Percussionista Betinho Caixa D’água é atração da 3ª edição do projeto Olonimó


Músico relatou sua experiência aos socioeducandos da Comunidade de Atendimento Socioeducativo Masculina (Casem)

Dando continuidade ao projeto Olonimó, que em língua Yorubá significa aquele que detém o conhecimento, a Comunidade de Atendimento Socioeducativo Masculina (Casem), localizada em Nossa Senhora do Socorro, recebeu o músico Betinho Caixa D’água para conversar e fazer uma demonstração sobre o uso de instrumentos percussivos aos socioeducandos da unidade administrada pela Fundação Renascer, vinculada à Secretaria de Estado da Inclusão e Assistência Social – SEIAS.

De acordo com Alex Sandro, idealizador do projeto Olonimó e professor de capoeira da unidade, a intenção desta edição foi mostrar um artista que, além de tocar, também confecciona seus próprios instrumentos, apresentando aos adolescentes novas possibilidades dentro do meio artístico. “A participação de Betinho nesta 3° edição foi pensada com o objetivo de trazer um artista e um artesão ao mesmo tempo, alguém que confecciona instrumentos, que está desde garoto desenvolvendo uma habilidade própria. Ele falou sobre as dificuldades, vivências e andanças pelo mundo com os grupos musicais que ele toca ou já tocou, e também trouxe sua experiência enquanto mestre de Capoeira”, disse.

Durante a ocasião, o percussionista Betinho Caixa D’água relatou sobre sua experiência enquanto músico e artesão, e chamou os adolescentes para conhecer e tocar os instrumentos produzidos pelo artista. “Às vezes as pessoas acham que é só isolar ou se afastar dos outros que resolve. Mas a gente pode contribuir com a parte artística, mostrando outros horizontes, nos aproximando dos meninos, fazendo com que eles tenham a experiência de tocar novos instrumentos ou aprimorar o que sabem. A intenção é justamente mostrar outros caminhos e poder contribuir com o que a gente traz na bagagem, mostrando que somos todos iguais e que a gente também sofre como todo mundo, e nem por isso a gente desiste”, incentivou o músico.

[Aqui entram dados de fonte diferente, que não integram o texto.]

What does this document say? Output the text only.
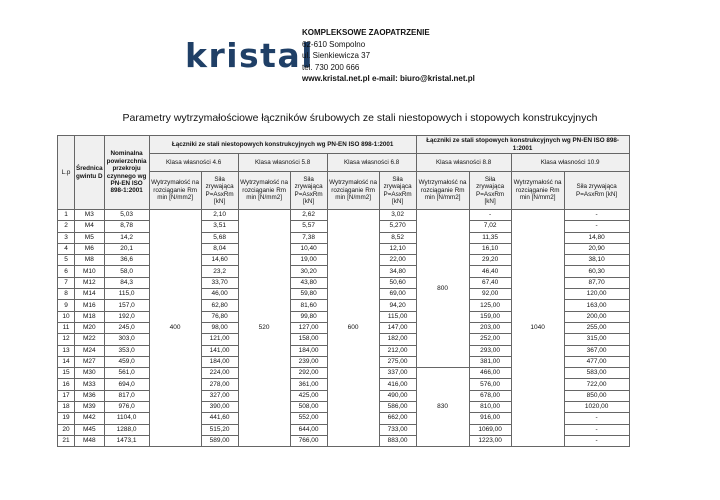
kristal
KOMPLEKSOWE ZAOPATRZENIE
62-610 Sompolno
ul. Sienkiewicza 37
tel. 730 200 666
www.kristal.net.pl e-mail: biuro@kristal.net.pl
Parametry wytrzymałościowe łączników śrubowych ze stali niestopowych i stopowych konstrukcyjnych
L.p	Średnica gwintu D	Nominalna powierzchnia przekroju czynnego wg PN-EN ISO 898-1:2001	Łączniki ze stali niestopowych konstrukcyjnych wg PN-EN ISO 898-1:2001						Łączniki ze stali stopowych konstrukcyjnych wg PN-EN ISO 898-1:2001			
			Klasa własności 4.6		Klasa własności 5.8		Klasa własności 6.8		Klasa własności 8.8		Klasa własności 10.9	
			Wytrzymałość na rozciąganie Rm min [N/mm2]	Siła zrywająca P=AsxRm [kN]	Wytrzymałość na rozciąganie Rm min [N/mm2]	Siła zrywająca P=AsxRm [kN]	Wytrzymałość na rozciąganie Rm min [N/mm2]	Siła zrywająca P=AsxRm [kN]	Wytrzymałość na rozciąganie Rm min [N/mm2]	Siła zrywająca P=AsxRm [kN]	Wytrzymałość na rozciąganie Rm min [N/mm2]	Siła zrywająca P=AsxRm [kN]
1	M3	5,03	400	2,10	520	2,62	600	3,02	800	-	1040	-
2	M4	8,78		3,51		5,57		5,270		7,02		-
3	M5	14,2		5,68		7,38		8,52		11,35		14,80
4	M6	20,1		8,04		10,40		12,10		16,10		20,90
5	M8	36,6		14,60		19,00		22,00		29,20		38,10
6	M10	58,0		23,2		30,20		34,80		46,40		60,30
7	M12	84,3		33,70		43,80		50,60		67,40		87,70
8	M14	115,0		46,00		59,80		69,00		92,00		120,00
9	M16	157,0		62,80		81,60		94,20		125,00		163,00
10	M18	192,0		76,80		99,80		115,00		159,00		200,00
11	M20	245,0		98,00		127,00		147,00		203,00		255,00
12	M22	303,0		121,00		158,00		182,00		252,00		315,00
13	M24	353,0		141,00		184,00		212,00		293,00		367,00
14	M27	459,0		184,00		239,00		275,00		381,00		477,00
15	M30	561,0		224,00		292,00		337,00	830	466,00		583,00
16	M33	694,0		278,00		361,00		416,00		576,00		722,00
17	M36	817,0		327,00		425,00		490,00		678,00		850,00
18	M39	976,0		390,00		508,00		586,00		810,00		1020,00
19	M42	1104,0		441,60		552,00		662,00		916,00		-
20	M45	1288,0		515,20		644,00		733,00		1069,00		-
21	M48	1473,1		589,00		766,00		883,00		1223,00		-
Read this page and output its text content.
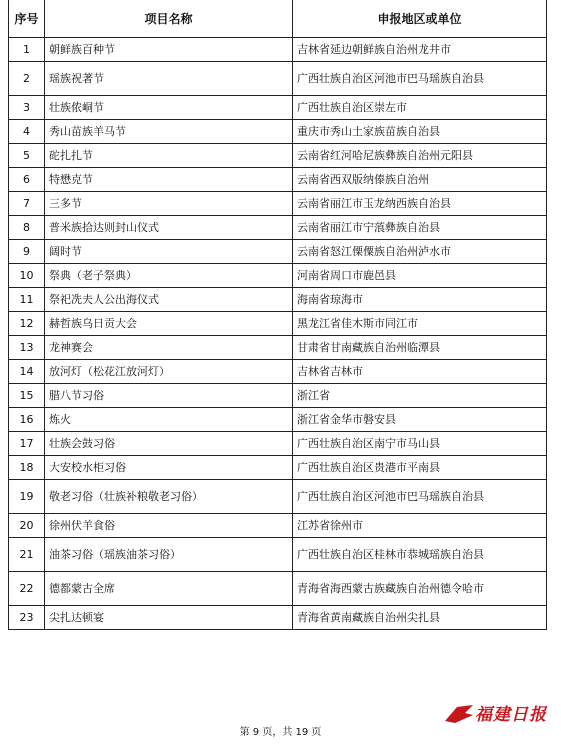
序号	项目名称	申报地区或单位
1	朝鲜族百种节	吉林省延边朝鲜族自治州龙井市
2	瑶族祝著节	广西壮族自治区河池市巴马瑶族自治县
3	壮族侬峒节	广西壮族自治区崇左市
4	秀山苗族羊马节	重庆市秀山土家族苗族自治县
5	砣扎扎节	云南省红河哈尼族彝族自治州元阳县
6	特懋克节	云南省西双版纳傣族自治州
7	三多节	云南省丽江市玉龙纳西族自治县
8	普米族拾达则封山仪式	云南省丽江市宁蒗彝族自治县
9	阔时节	云南省怒江傈僳族自治州泸水市
10	祭典（老子祭典）	河南省周口市鹿邑县
11	祭祀冼夫人公出海仪式	海南省琼海市
12	赫哲族乌日贡大会	黑龙江省佳木斯市同江市
13	龙神赛会	甘肃省甘南藏族自治州临潭县
14	放河灯（松花江放河灯）	吉林省吉林市
15	腊八节习俗	浙江省
16	炼火	浙江省金华市磐安县
17	壮族会鼓习俗	广西壮族自治区南宁市马山县
18	大安校水柜习俗	广西壮族自治区贵港市平南县
19	敬老习俗（壮族补粮敬老习俗）	广西壮族自治区河池市巴马瑶族自治县
20	徐州伏羊食俗	江苏省徐州市
21	油茶习俗（瑶族油茶习俗）	广西壮族自治区桂林市恭城瑶族自治县
22	德都蒙古全席	青海省海西蒙古族藏族自治州德令哈市
23	尖扎达顿宴	青海省黄南藏族自治州尖扎县
第 9 页，共 19 页
福建日报
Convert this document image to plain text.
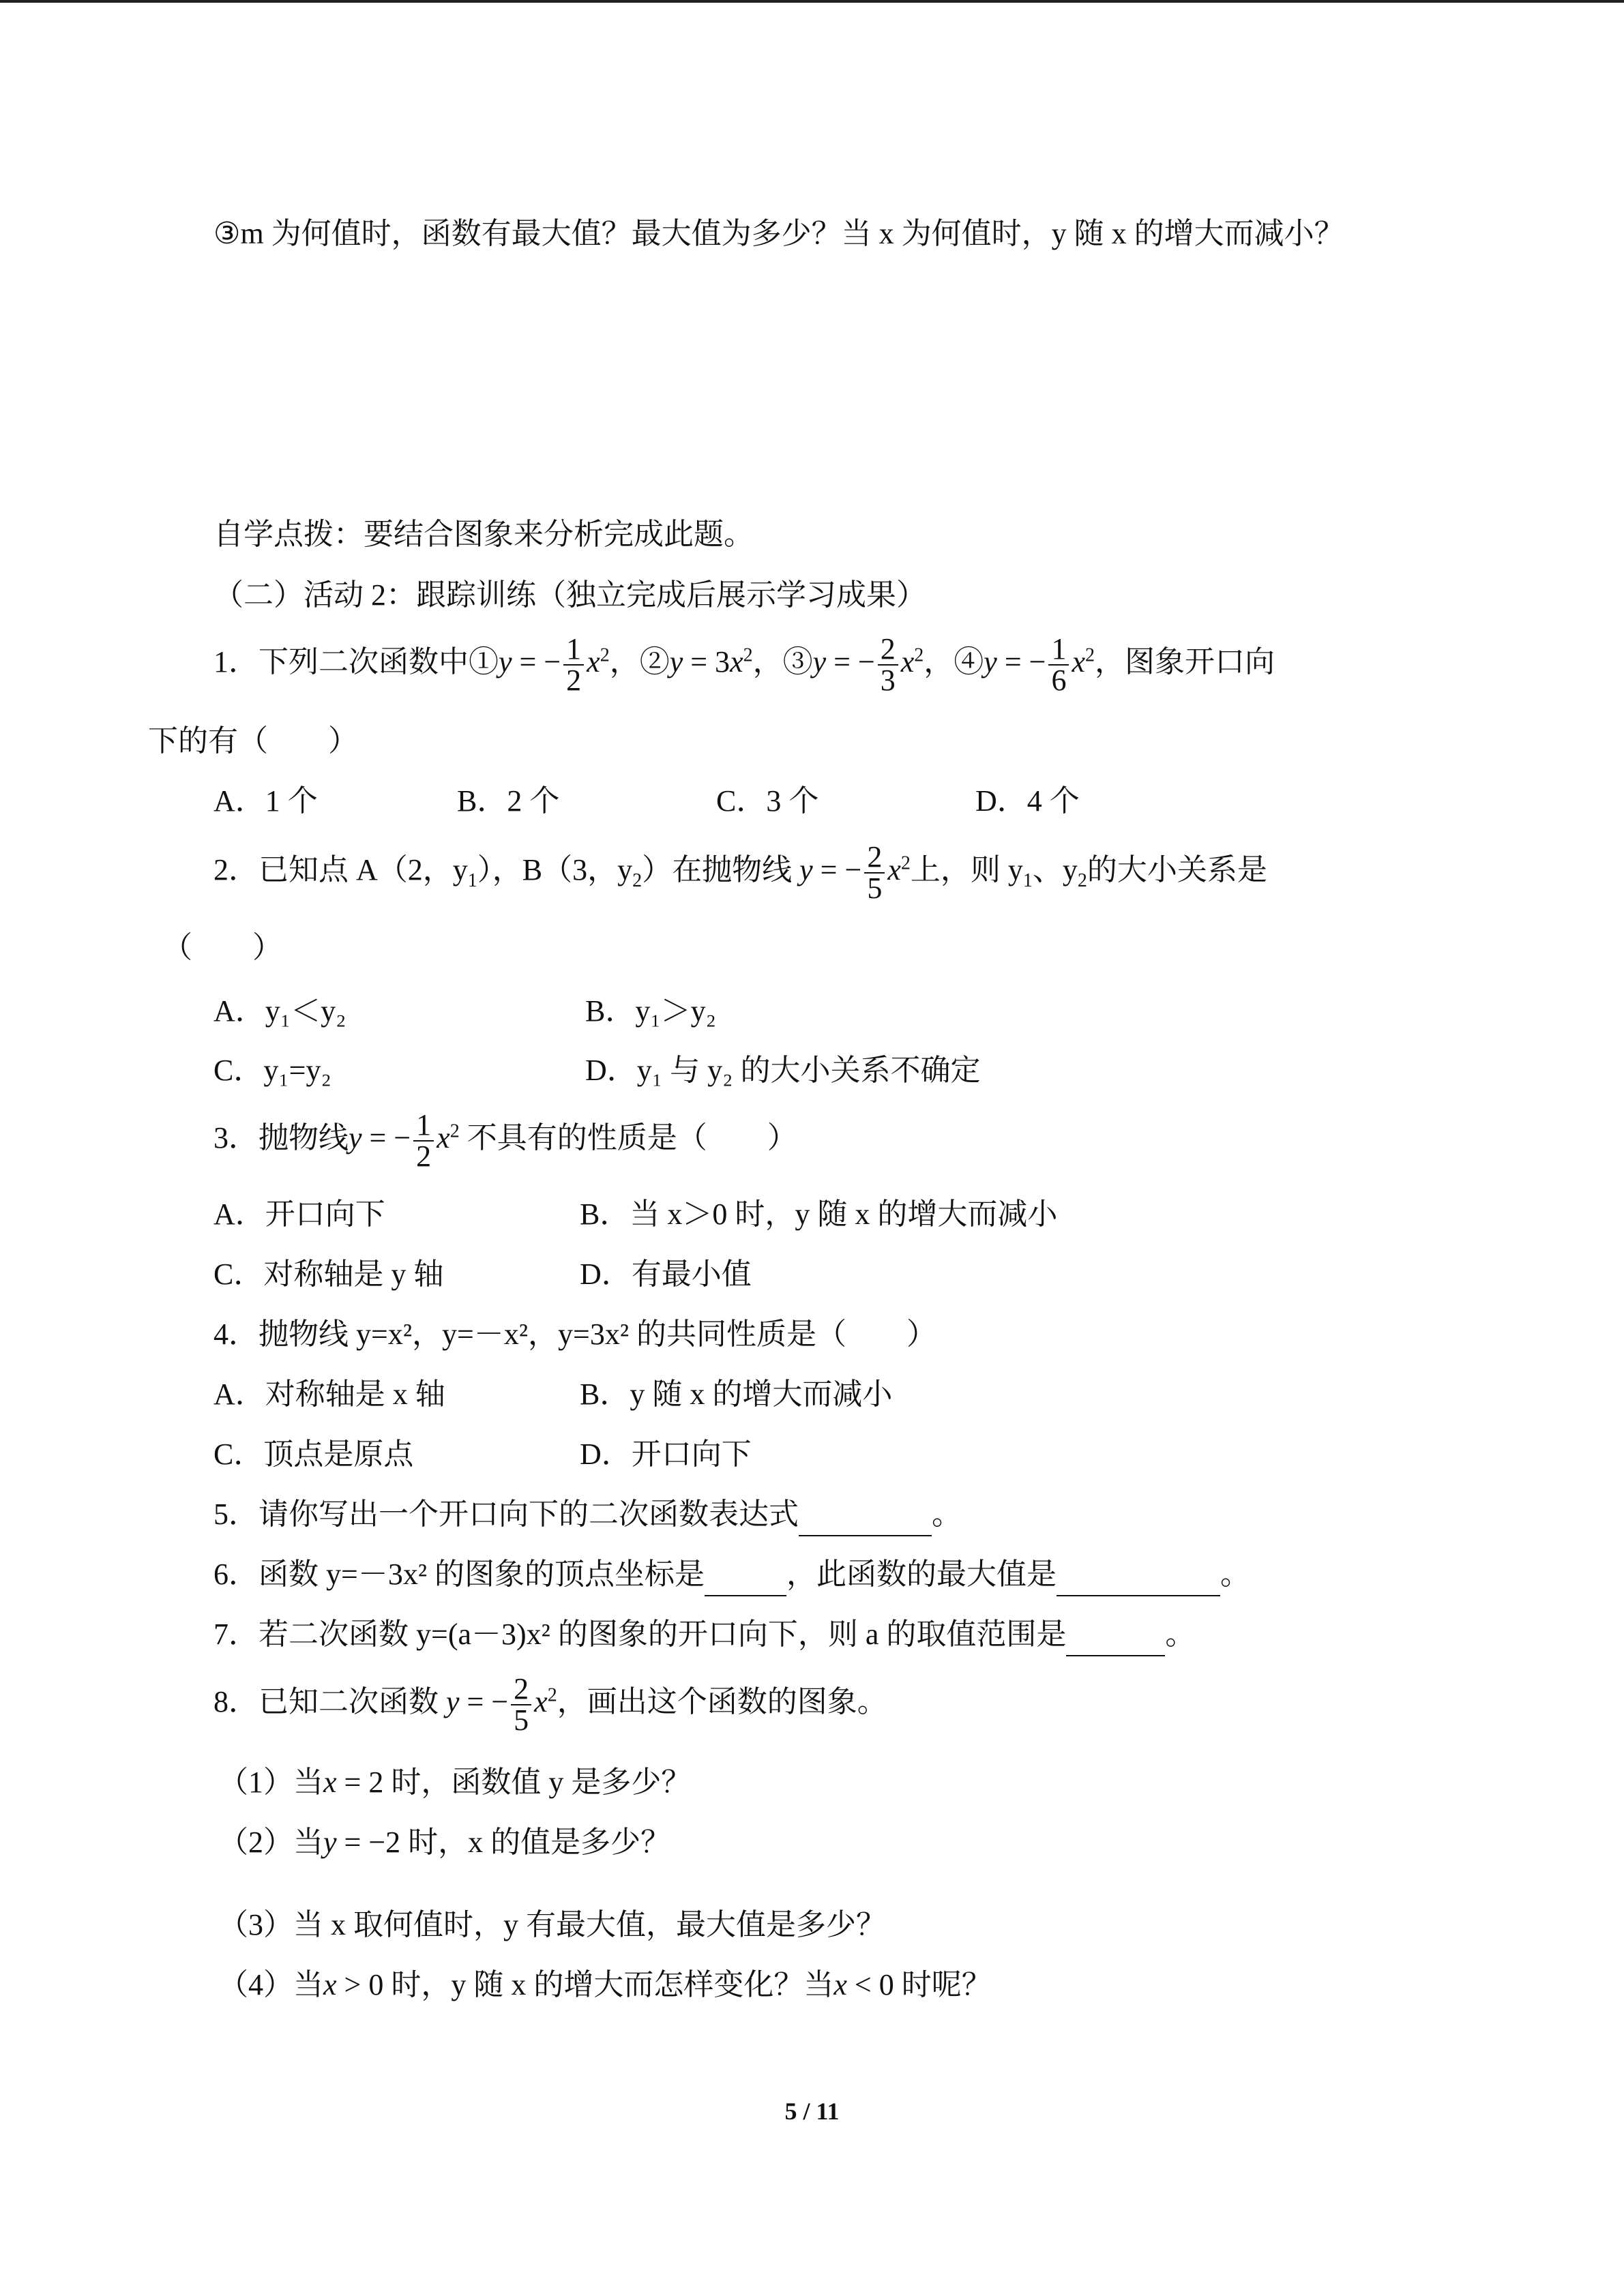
③m 为何值时，函数有最大值？最大值为多少？当 x 为何值时，y 随 x 的增大而减小？
自学点拨：要结合图象来分析完成此题。
（二）活动 2：跟踪训练（独立完成后展示学习成果）
1．下列二次函数中①y = − $\frac{1}{2} x^2$，②y = $3x^2$，③y = − $\frac{2}{3} x^2$，④y = − $\frac{1}{6} x^2$，图象开口向
下的有（　　）
A．1 个	B．2 个	C．3 个	D．4 个
2．已知点 A（2，$y_1$），B（3，$y_2$）在抛物线 y = − $\frac{2}{5} x^2$上，则 $y_1$、$y_2$的大小关系是
（　　）
A．y₁＜y₂	B．y₁＞y₂
C．y₁=y₂	D．y₁ 与 y₂ 的大小关系不确定
3．抛物线y = − $\frac{1}{2} x^2$ 不具有的性质是（　　）
A．开口向下	B．当 x＞0 时，y 随 x 的增大而减小
C．对称轴是 y 轴	D．有最小值
4．抛物线 y=x²，y=－x²，y=3x² 的共同性质是（　　）
A．对称轴是 x 轴	B．y 随 x 的增大而减小
C．顶点是原点	D．开口向下
5．请你写出一个开口向下的二次函数表达式	。
6．函数 y=－3x² 的图象的顶点坐标是	，此函数的最大值是	。
7．若二次函数 y=(a－3)x² 的图象的开口向下，则 a 的取值范围是	。
8．已知二次函数 y = − $\frac{2}{5} x^2$，画出这个函数的图象。
（1）当x = 2 时，函数值 y 是多少？
（2）当y = −2 时，x 的值是多少？
（3）当 x 取何值时，y 有最大值，最大值是多少？
（4）当x > 0 时，y 随 x 的增大而怎样变化？当x < 0 时呢？
5 / 11
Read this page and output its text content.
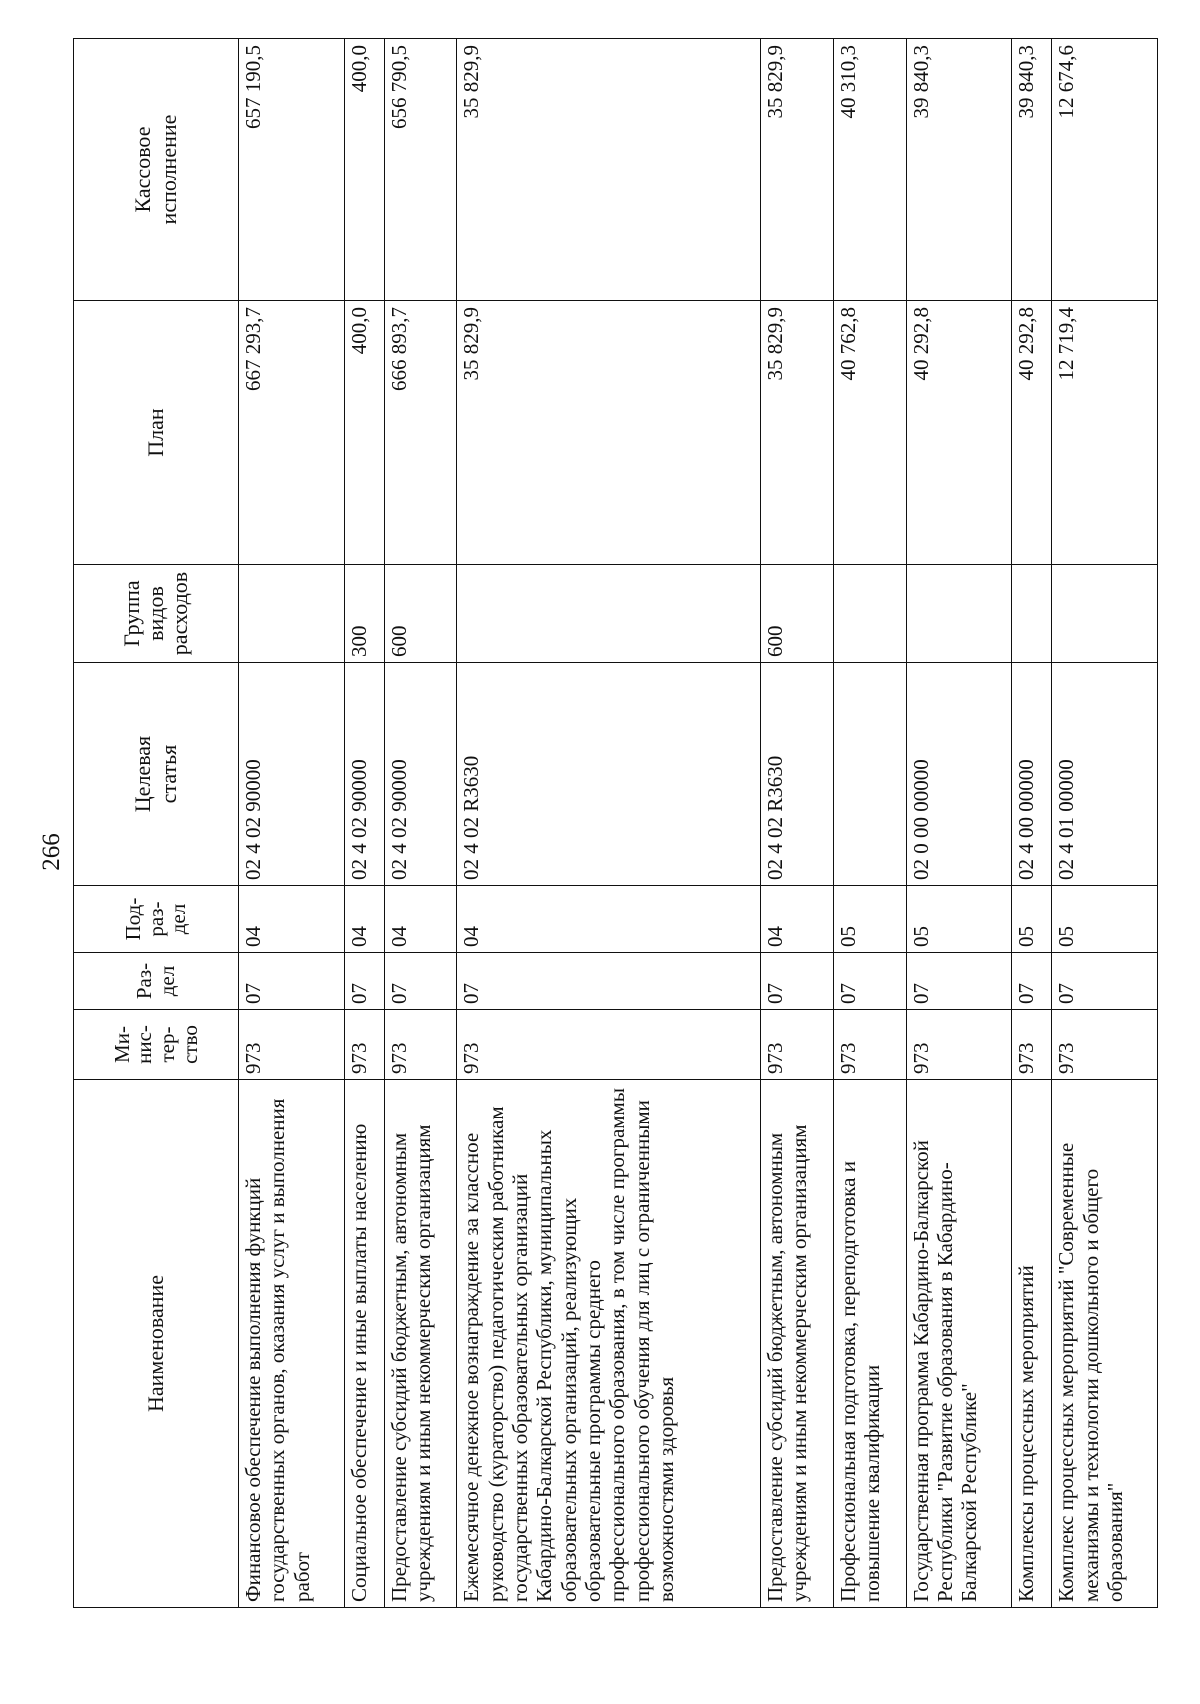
266
Наименование	Ми-
нис-
тер-
ство	Раз-
дел	Под-
раз-
дел	Целевая
статья	Группа
видов
расходов	План	Кассовое
исполнение
Финансовое обеспечение выполнения функций государственных органов, оказания услуг и выполнения работ	973	07	04	02 4 02 90000		667 293,7	657 190,5
Социальное обеспечение и иные выплаты населению	973	07	04	02 4 02 90000	300	400,0	400,0
Предоставление субсидий бюджетным, автономным учреждениям и иным некоммерческим организациям	973	07	04	02 4 02 90000	600	666 893,7	656 790,5
Ежемесячное денежное вознаграждение за классное руководство (кураторство) педагогическим работникам государственных образовательных организаций Кабардино-Балкарской Республики, муниципальных образовательных организаций, реализующих образовательные программы среднего профессионального образования, в том числе программы профессионального обучения для лиц с ограниченными возможностями здоровья	973	07	04	02 4 02 R3630		35 829,9	35 829,9
Предоставление субсидий бюджетным, автономным учреждениям и иным некоммерческим организациям	973	07	04	02 4 02 R3630	600	35 829,9	35 829,9
Профессиональная подготовка, переподготовка и повышение квалификации	973	07	05			40 762,8	40 310,3
Государственная программа Кабардино-Балкарской Республики "Развитие образования в Кабардино-Балкарской Республике"	973	07	05	02 0 00 00000		40 292,8	39 840,3
Комплексы процессных мероприятий	973	07	05	02 4 00 00000		40 292,8	39 840,3
Комплекс процессных мероприятий "Современные механизмы и технологии дошкольного и общего образования"	973	07	05	02 4 01 00000		12 719,4	12 674,6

O adolescente F. J. S, de 18 anos, já está pensando em seguir com os ensinamentos apreendidos ao longo do projeto. “Muitos artistas que vem aqui já passaram pelo que a gente passa e é bom escutar os conselhos deles para adquirirmos maturidade. Eu tenho um foco principal, que é fazer a faculdade de Psicologia. Como eu já tenho o sangue da arte, toco violão, tenho também o desejo de continuar seguindo por esse caminho, aprendendo mais sobre música. Esta sendo muito bom termos essa oportunidade a partir da capoeira, porque ela não é só uma arte, mas também um estado de equilíbrio psicológico”, destacou.

O diretor da Casem, Rodrigo de Oliveira Silva, destacou a importância da continuidade do projeto, sobretudo acerca do tema da Capoeira e seus desdobramentos. “Betinho é uma pessoa bem conhecida aqui no Estado, e trazê-lo para o projeto foi uma forma de, mais uma vez, dar a oportunidade aos adolescentes de conhecer novas experiências e também para estimular os socioeducandos a produzirem seus próprios instrumentos quando saírem daqui, ou até mesmo durante as oficinas de Capoeira que o professor Alex ministra na unidade”, afirmou.